Positron Emission Tomography (PET): a non-invasive imaging technique used in medical diagnostics and research to visualize and measure metabolic and molecular processes in the body. PET scans involve the use of a small amount of injected radioactive tracer. The tracer emissions are collected by PET scanner detectors which uses them to create detailed three-dimensional images of the tracer distribution within the body. PET scans are often combined with computed tomography (CT) or magnetic resonance imaging (MRI) to provide both metabolic/molecular and anatomical information, enhancing the accuracy of diagnosis and treatment planning. 

Progressive Supranuclear Palsy (PSP): a neurodegenerative disease that falls under the category of atypical parkinsonian syndromes. The classic presentation of PSP includes symptoms involving walking, balance, eye movements, and swallowing. In addition to these motor symptoms, non-motor signs, such as behavioral changes and executive dysfunction, are also common. The prevalence of PSP varies, with estimates ranging from 1.4 to 8.3 individuals per 100,000 (Ichikawa-Escamilla, 2024). 

Single Photon Emission Computed Tomography (SPECT): a nuclear medicine imaging technique that provides three-dimensional information about the distribution of radioactive tracers in the body. Similar to PET scanning, SPECT is a non-invasive imaging technique used in medical diagnostics and research to visualize and measure metabolic and molecular processes in the body. SPECT scans involve the use of a small amount of injected radioactive tracer, where commonly used tracers include technetium-99m, iodine-123, and thallium-201. The tracer emissions are collected by SPECT scanner detectors, which uses them to create detailed three-dimensional images of the tracer distribution within the body. 
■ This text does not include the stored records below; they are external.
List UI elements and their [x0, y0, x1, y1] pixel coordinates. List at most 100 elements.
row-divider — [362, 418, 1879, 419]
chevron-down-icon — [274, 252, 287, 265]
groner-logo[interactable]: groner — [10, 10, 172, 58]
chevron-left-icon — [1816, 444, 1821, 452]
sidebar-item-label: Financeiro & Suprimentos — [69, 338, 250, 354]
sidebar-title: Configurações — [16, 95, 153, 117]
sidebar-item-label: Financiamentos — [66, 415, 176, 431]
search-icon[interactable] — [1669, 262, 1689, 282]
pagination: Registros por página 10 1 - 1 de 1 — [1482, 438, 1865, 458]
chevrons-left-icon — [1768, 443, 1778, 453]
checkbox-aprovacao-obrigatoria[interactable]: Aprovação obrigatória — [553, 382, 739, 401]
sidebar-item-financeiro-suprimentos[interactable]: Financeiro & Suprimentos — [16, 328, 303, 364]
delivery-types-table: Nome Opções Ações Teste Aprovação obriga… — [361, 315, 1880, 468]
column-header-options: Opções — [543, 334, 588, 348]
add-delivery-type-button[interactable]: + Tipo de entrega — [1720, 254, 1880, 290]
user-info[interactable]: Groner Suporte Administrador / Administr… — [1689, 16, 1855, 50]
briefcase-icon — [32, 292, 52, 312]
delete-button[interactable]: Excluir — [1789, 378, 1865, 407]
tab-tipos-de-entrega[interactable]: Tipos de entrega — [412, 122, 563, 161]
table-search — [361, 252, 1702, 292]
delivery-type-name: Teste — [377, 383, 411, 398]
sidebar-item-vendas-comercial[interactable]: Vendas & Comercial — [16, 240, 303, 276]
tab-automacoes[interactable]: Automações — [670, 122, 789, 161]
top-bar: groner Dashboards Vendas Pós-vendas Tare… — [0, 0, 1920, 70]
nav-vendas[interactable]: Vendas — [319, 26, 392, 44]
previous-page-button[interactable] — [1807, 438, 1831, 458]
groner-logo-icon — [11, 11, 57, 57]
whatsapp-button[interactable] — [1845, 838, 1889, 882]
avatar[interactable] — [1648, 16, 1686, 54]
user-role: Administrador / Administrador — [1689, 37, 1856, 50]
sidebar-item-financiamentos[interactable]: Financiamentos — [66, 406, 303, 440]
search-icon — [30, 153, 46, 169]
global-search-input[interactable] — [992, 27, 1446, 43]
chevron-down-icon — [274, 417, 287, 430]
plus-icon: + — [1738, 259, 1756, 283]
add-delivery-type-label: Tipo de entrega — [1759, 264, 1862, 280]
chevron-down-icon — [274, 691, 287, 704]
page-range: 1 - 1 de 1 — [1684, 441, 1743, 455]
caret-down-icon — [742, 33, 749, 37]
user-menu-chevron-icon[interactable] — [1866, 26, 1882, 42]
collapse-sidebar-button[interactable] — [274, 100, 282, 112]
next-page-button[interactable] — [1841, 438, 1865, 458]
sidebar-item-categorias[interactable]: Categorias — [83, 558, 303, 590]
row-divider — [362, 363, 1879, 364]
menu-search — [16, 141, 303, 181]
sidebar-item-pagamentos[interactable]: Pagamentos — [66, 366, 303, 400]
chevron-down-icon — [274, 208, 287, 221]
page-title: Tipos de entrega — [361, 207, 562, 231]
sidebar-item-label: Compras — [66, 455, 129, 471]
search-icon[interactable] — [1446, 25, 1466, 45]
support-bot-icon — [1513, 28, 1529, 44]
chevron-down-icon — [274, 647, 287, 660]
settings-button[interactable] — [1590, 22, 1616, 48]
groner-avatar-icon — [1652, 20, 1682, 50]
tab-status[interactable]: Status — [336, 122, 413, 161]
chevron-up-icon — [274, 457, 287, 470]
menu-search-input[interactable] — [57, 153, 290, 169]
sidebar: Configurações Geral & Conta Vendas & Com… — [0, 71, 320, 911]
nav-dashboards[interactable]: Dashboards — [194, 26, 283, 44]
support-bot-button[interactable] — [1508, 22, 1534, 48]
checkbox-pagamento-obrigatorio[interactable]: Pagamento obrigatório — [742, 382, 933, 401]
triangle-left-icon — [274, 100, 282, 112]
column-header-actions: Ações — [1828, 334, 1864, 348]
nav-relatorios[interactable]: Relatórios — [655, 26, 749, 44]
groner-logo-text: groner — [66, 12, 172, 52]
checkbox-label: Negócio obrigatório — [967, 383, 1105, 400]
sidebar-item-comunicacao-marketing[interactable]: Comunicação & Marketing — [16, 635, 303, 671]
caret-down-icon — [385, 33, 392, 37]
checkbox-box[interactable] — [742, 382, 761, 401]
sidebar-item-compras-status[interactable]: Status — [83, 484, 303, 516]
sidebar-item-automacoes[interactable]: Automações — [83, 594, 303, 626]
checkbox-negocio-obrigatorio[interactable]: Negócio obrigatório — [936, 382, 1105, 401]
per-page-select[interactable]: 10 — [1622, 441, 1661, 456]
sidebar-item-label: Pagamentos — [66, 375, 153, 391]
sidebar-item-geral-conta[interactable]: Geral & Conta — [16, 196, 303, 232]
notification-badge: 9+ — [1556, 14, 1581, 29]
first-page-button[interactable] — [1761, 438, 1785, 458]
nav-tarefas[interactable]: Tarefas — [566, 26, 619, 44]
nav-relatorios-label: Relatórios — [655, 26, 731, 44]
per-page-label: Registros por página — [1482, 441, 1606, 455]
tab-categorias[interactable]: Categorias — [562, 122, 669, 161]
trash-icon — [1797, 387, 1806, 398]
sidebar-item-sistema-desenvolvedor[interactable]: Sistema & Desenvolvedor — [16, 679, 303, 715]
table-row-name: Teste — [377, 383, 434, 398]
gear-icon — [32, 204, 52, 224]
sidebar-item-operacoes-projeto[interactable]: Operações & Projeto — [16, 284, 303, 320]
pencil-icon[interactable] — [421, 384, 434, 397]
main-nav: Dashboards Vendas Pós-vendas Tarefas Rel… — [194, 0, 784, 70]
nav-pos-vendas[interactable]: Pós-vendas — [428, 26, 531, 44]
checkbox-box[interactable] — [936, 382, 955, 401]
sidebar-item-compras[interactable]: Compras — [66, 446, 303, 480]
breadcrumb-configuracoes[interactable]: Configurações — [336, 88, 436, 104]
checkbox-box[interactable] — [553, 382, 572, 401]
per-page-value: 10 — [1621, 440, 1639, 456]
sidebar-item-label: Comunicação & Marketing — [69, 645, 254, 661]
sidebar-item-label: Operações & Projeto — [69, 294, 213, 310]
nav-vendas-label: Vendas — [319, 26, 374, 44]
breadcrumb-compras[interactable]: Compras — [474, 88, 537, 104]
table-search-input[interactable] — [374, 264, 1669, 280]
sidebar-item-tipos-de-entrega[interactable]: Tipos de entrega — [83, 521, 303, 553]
Tau: a protein that plays a crucial role in maintaining the stability and function of neurons in the brain. It is predominantly found in neurons, where it stabilizes microtubules, which are part of the cell's cytoskeleton. Microtubules are essential for maintaining cell shape, enabling intracellular transport, and facilitating cellular division. Hyperphosphorylation of tau is evident in various neurodegenerative diseases, where the abnormally phosphorylated molecules lead to the detachment of tau from the microtubules. These detached tau proteins can aggregate to form insoluble fibrils, known as neurofibrillary tangles. Diseases impacted by tau aggregation are called tauopathies, and include Alzheimer's disease, progressive supranuclear palsy (PSP), frontotemporal dementia (FTD), and corticobasal degeneration (CBD).